An experienced choreographer, Dahnke is eager to observe and assist in the operatic process as an emerging director. "I'm viewing this as a very immersive experience, and really value the opportunity to witness others' creative processes. I'm looking forward to calling on my background as a choreographer and using movement to tell stories to help inform the work happening in the room as these productions are staged."

"We want to make sure that as we provide opportunities for artists of color," continued Noulin-Mérat, "we aren't limiting the work they're offered solely based on their identities." An Arab-American transracial adoptee, Dahnke has experienced that same push to interpret stories that would rely on her bringing cultural context to the process. "Talking about our ethnicity or our cultural heritage are not the only stories we have, and the assumption sometimes is that those are the only stories we should be telling. We all contain multitudes and are more expansive as humans and artists than what someone might assume based on our appearance or heritage."

The Crane Directing Fellowship, sponsored by The Crane Group, seeks to increase the number of creative leaders from diverse backgrounds in the opera industry by advancing and supporting talented individuals who will have an impact beyond Opera Columbus. This season, Dahnke will assist on mainstage productions La Cenerentola (October 28 & 30, The Southern Theatre), Maria de Buenos Aires (February 24 & 26, The Southern Theatre), and Rigoletto (March 31 & April 1, The Ohio Theatre), and direct the education tour. Dahnke will return to Opera Columbus in the 2023-2024 season to helm a mainstage production.

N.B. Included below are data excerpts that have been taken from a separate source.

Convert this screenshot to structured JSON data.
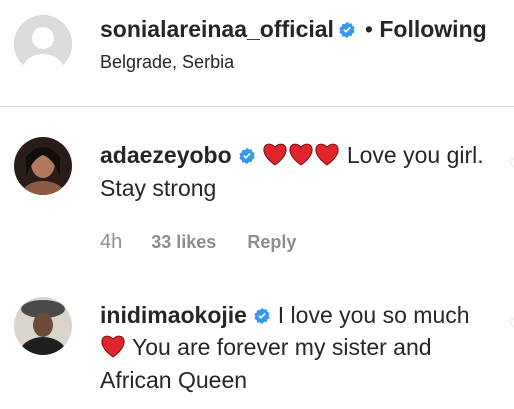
{
  "post_header": {
    "username": "sonialareinaa_official",
    "separator": "•",
    "follow_label": "Following",
    "location": "Belgrade, Serbia",
    "avatar_icon": "default-avatar-icon"
  },
  "comments": [
    {
      "username": "adaezeyobo",
      "verified": true,
      "hearts": 3,
      "text_after_hearts": " Love you girl. Stay strong",
      "age": "4h",
      "likes": "33 likes",
      "reply_label": "Reply"
    },
    {
      "username": "inidimaokojie",
      "verified": true,
      "text_before_heart": " I love you so much",
      "text_after_heart": " You are forever my sister and African Queen"
    }
  ],
  "colors": {
    "verified_blue": "#3897f0",
    "heart_red": "#e0242c",
    "muted_text": "#8e8e8e",
    "divider": "#dbdbdb"
  }
}
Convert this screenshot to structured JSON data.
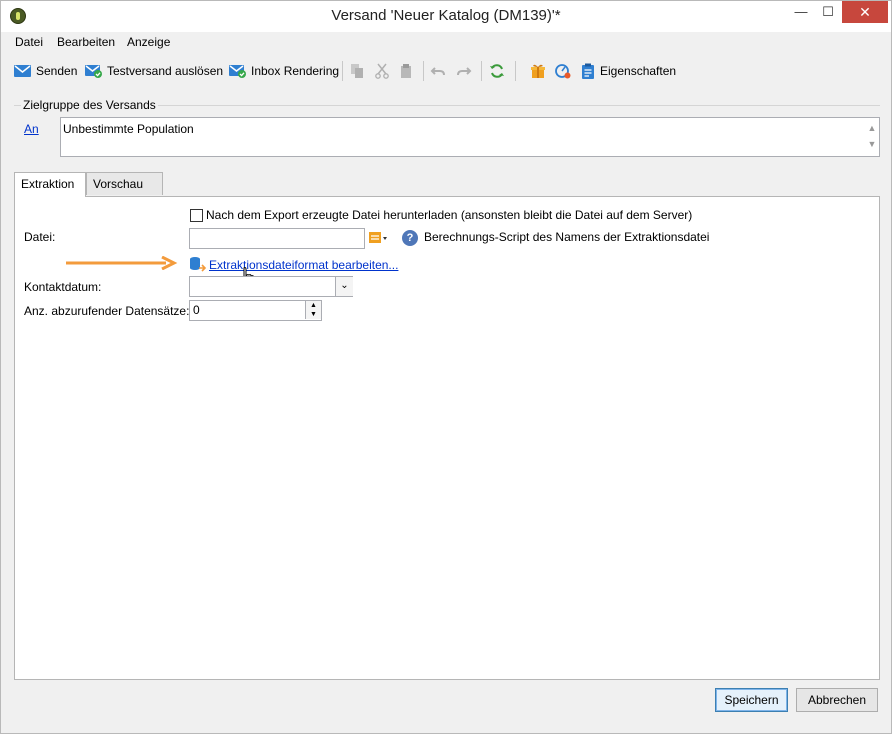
{
  "window": {
    "title": "Versand 'Neuer Katalog (DM139)'*",
    "minimize_label": "—",
    "maximize_label": "☐",
    "close_label": "✕"
  },
  "menu": {
    "items": [
      "Datei",
      "Bearbeiten",
      "Anzeige"
    ]
  },
  "toolbar": {
    "send_label": "Senden",
    "test_label": "Testversand auslösen",
    "inbox_label": "Inbox Rendering",
    "properties_label": "Eigenschaften"
  },
  "audience": {
    "group_label": "Zielgruppe des Versands",
    "to_link": "An",
    "population": "Unbestimmte Population"
  },
  "tabs": {
    "extraction": "Extraktion",
    "preview": "Vorschau"
  },
  "form": {
    "download_checkbox_label": "Nach dem Export erzeugte Datei herunterladen (ansonsten bleibt die Datei auf dem Server)",
    "download_checked": false,
    "file_label": "Datei:",
    "file_value": "",
    "script_label": "Berechnungs-Script des Namens der Extraktionsdatei",
    "format_link": "Extraktionsdateiformat bearbeiten...",
    "contact_date_label": "Kontaktdatum:",
    "contact_date_value": "",
    "records_label": "Anz. abzurufender Datensätze:",
    "records_value": "0"
  },
  "buttons": {
    "save": "Speichern",
    "cancel": "Abbrechen"
  },
  "colors": {
    "accent_orange": "#f39b3c",
    "link": "#0033cc",
    "close_red": "#c7473d"
  }
}
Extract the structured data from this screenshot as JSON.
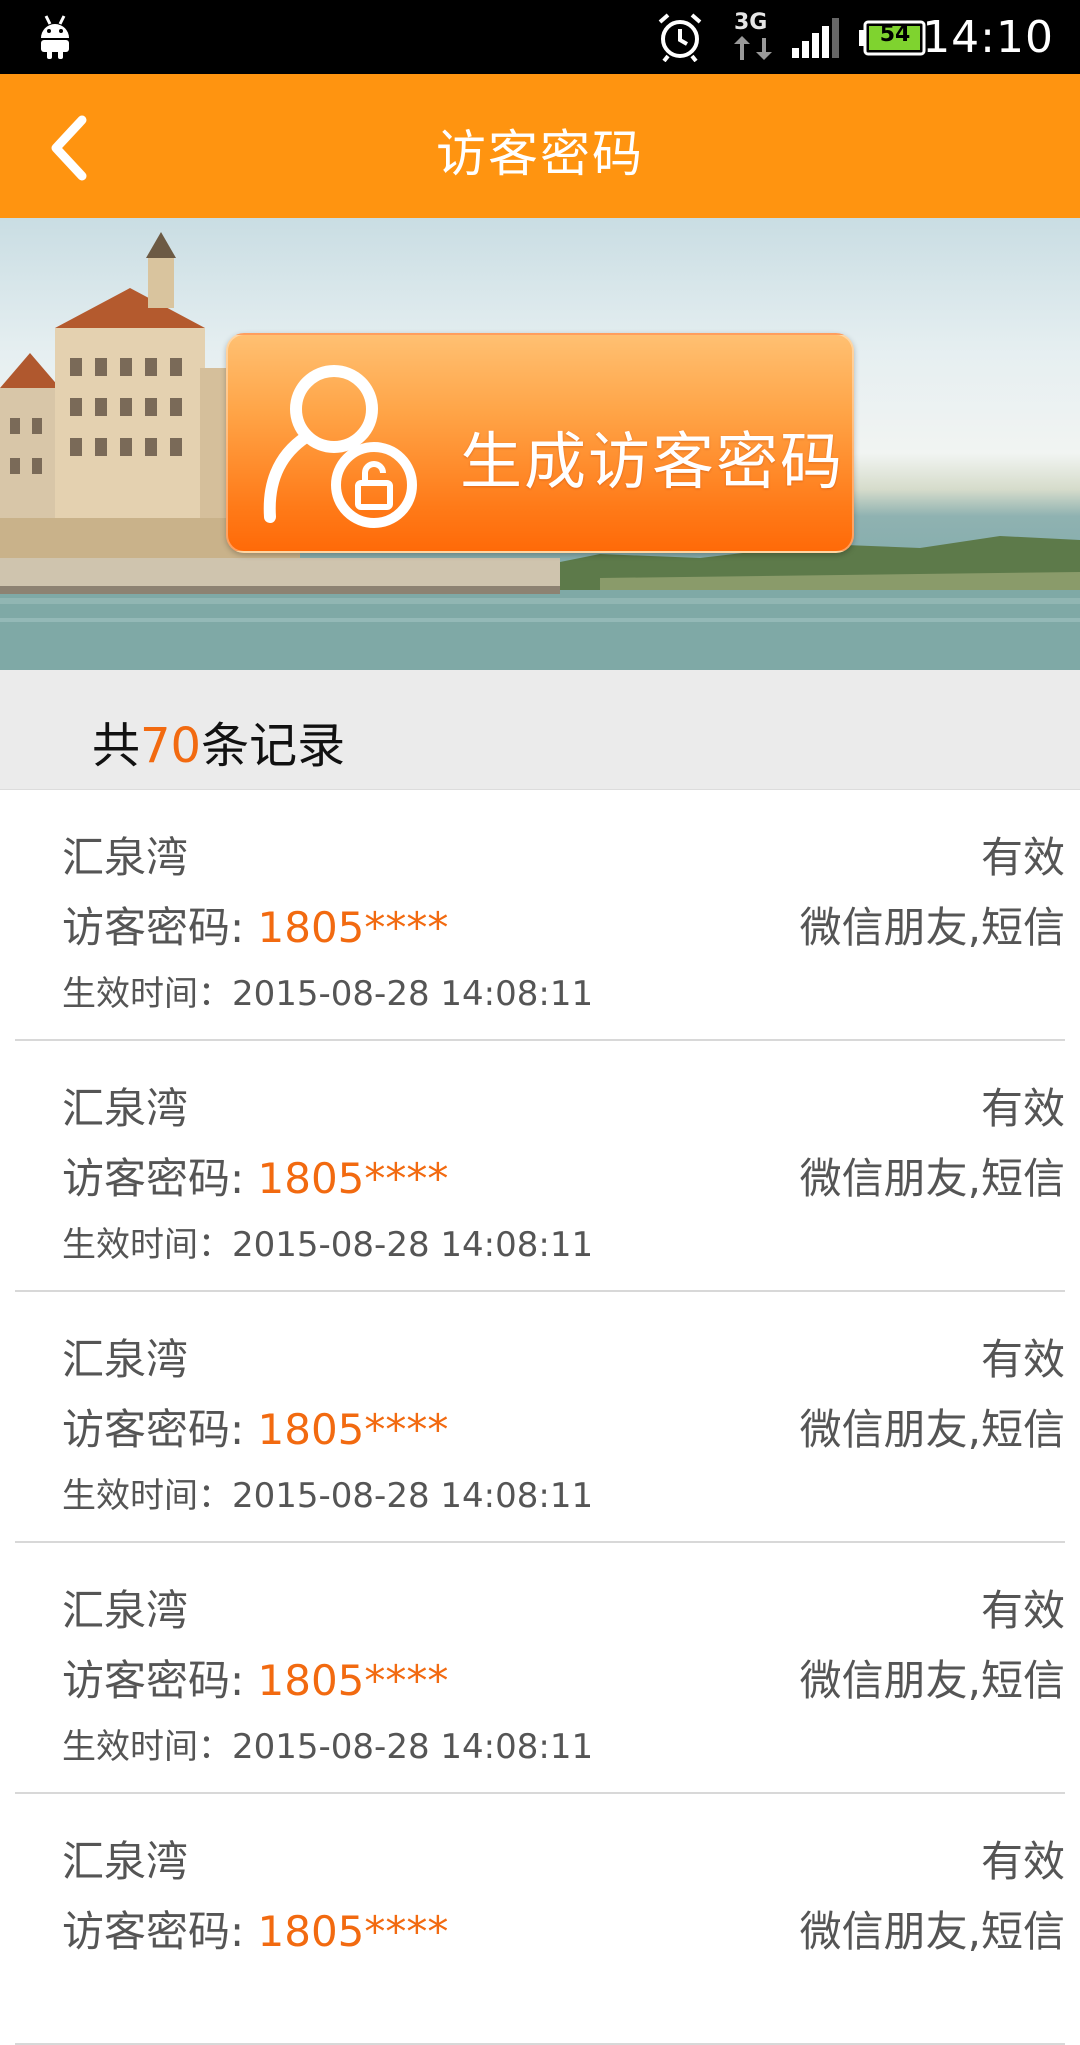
{
  "status_bar": {
    "network": "3G",
    "battery": "54",
    "time": "14:10",
    "icons": [
      "android-icon",
      "alarm-icon",
      "network-3g-icon",
      "signal-icon",
      "battery-icon"
    ]
  },
  "header": {
    "title": "访客密码",
    "back_icon": "chevron-left-icon"
  },
  "banner": {
    "button_label": "生成访客密码",
    "button_icon": "person-lock-icon"
  },
  "summary": {
    "prefix": "共",
    "count": "70",
    "suffix": "条记录"
  },
  "records": [
    {
      "community": "汇泉湾",
      "status": "有效",
      "password_label": "访客密码: ",
      "password": "1805****",
      "channels": "微信朋友,短信",
      "time_label": "生效时间：",
      "time": "2015-08-28 14:08:11"
    },
    {
      "community": "汇泉湾",
      "status": "有效",
      "password_label": "访客密码: ",
      "password": "1805****",
      "channels": "微信朋友,短信",
      "time_label": "生效时间：",
      "time": "2015-08-28 14:08:11"
    },
    {
      "community": "汇泉湾",
      "status": "有效",
      "password_label": "访客密码: ",
      "password": "1805****",
      "channels": "微信朋友,短信",
      "time_label": "生效时间：",
      "time": "2015-08-28 14:08:11"
    },
    {
      "community": "汇泉湾",
      "status": "有效",
      "password_label": "访客密码: ",
      "password": "1805****",
      "channels": "微信朋友,短信",
      "time_label": "生效时间：",
      "time": "2015-08-28 14:08:11"
    },
    {
      "community": "汇泉湾",
      "status": "有效",
      "password_label": "访客密码: ",
      "password": "1805****",
      "channels": "微信朋友,短信",
      "time_label": "",
      "time": ""
    }
  ],
  "colors": {
    "header": "#ff9410",
    "accent": "#f26a10",
    "status_bar": "#000000",
    "count_bg": "#ebebeb"
  }
}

Opera Columbus launched its inaugural Crane Directing Fellowship in the 2021-22 season during the celebration of its 40th Anniversary. The Directing Fellowship, designed specifically to create early career opportunities for BIPOC stage directors welcomed Luther Lewis III, a multidisciplinary artist, singer, teacher, and director. Lewis' residency included assistant directing for the 2021-2022 season's mainstage productions of Tosca and Fellow Travelers, staging OC's touring education productions with the OCCU Resident Artists, and closing the season as the stage director for Vanqui. Following the Opera Columbus residency, Lewis joined Opera Saratoga as the assistant director for Sweeney Todd. Lewis continues his artistic development, beginning a new directing residency at Lyric Opera of Chicago's, Ryan Opera Center as part of the 2022-2023 Ensemble.

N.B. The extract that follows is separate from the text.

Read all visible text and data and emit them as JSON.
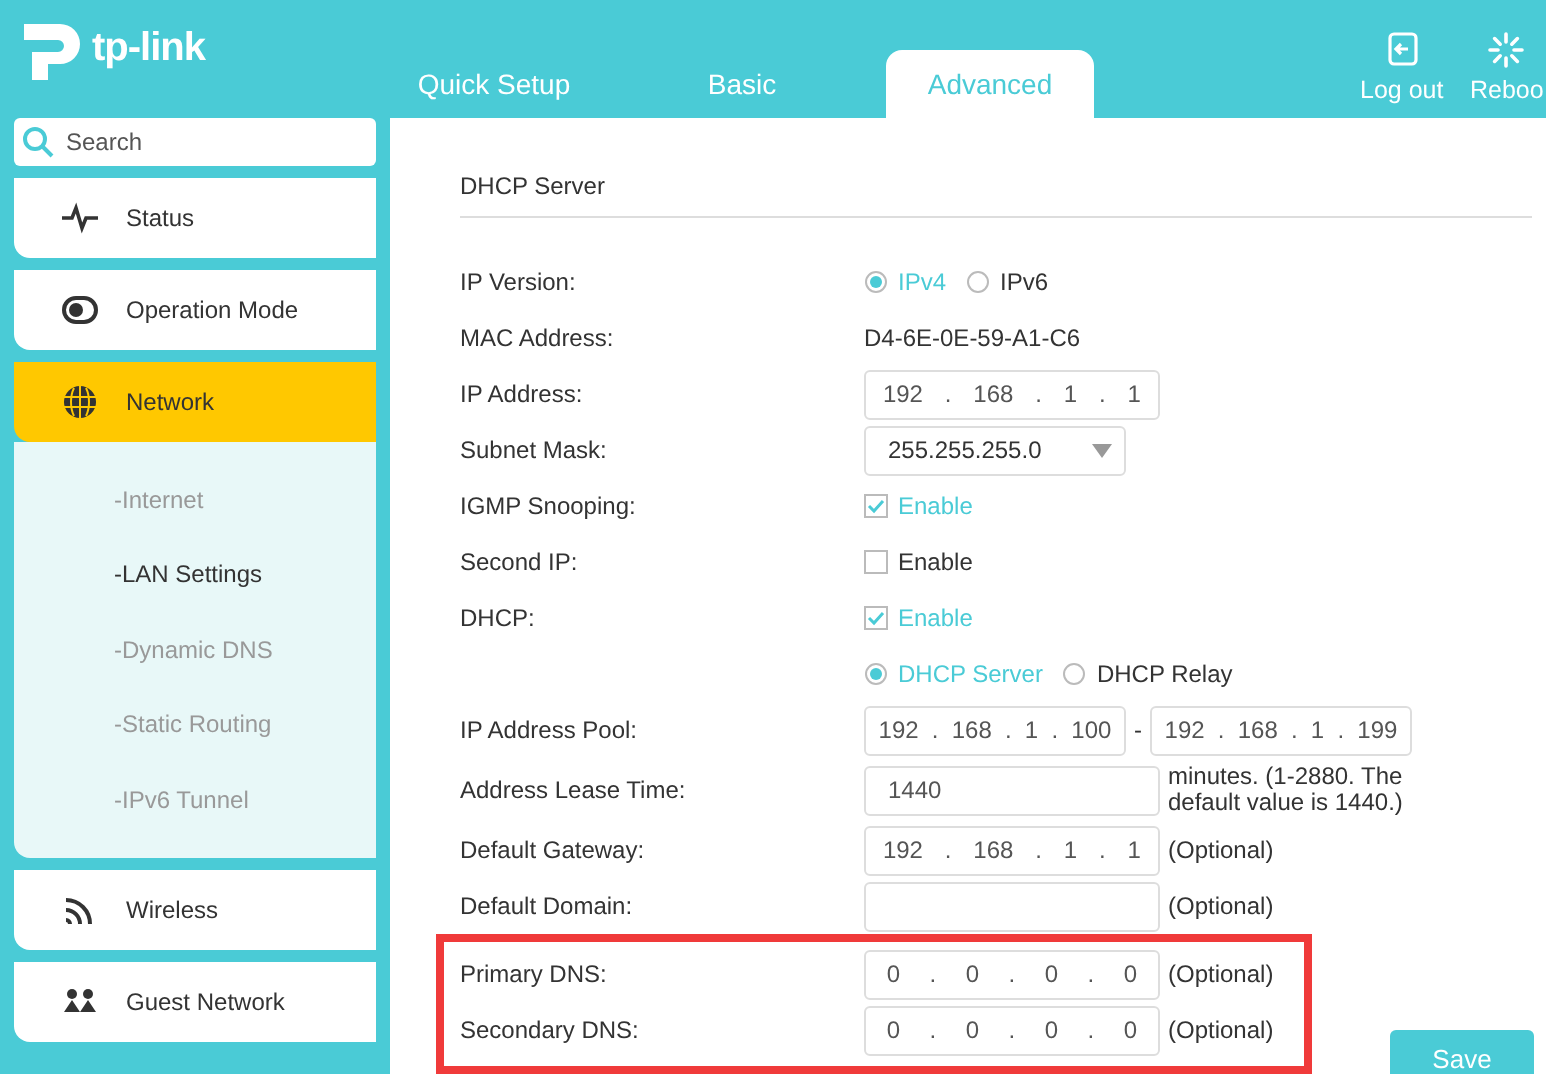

Sarah Dahnke is a choreographer, dance artist and arts educator deeply committed to empowering communities to use movement to reclaim narratives stripped away by colonialism. She's a MAP Fund awardee, an NEA Our Town-funded resident artist, and a former awardee of fellowships from Gibney's Moving Toward Justice, Target Margin Institute, New Victory LabWorks, and Culture Push. Dahnke has received commissions from PEN America and A Studio in the Woods and has been in residence at Abrons Arts Center and Brooklyn Studios for Dance. As a practitioner, Dahnke specializes in devised performance and site-specific dance film. Her dance film work has been screened through the Dance Films Association, Tiny Dance Film Festival, DanceBarn Collective, BRIC, and Movies By Movers. Dahnke is the artistic director of Dances for Solidarity, a project that co-creates choreography with people who are incarcerated in solitary confinement and creates live performances as advocacy toward prison abolition.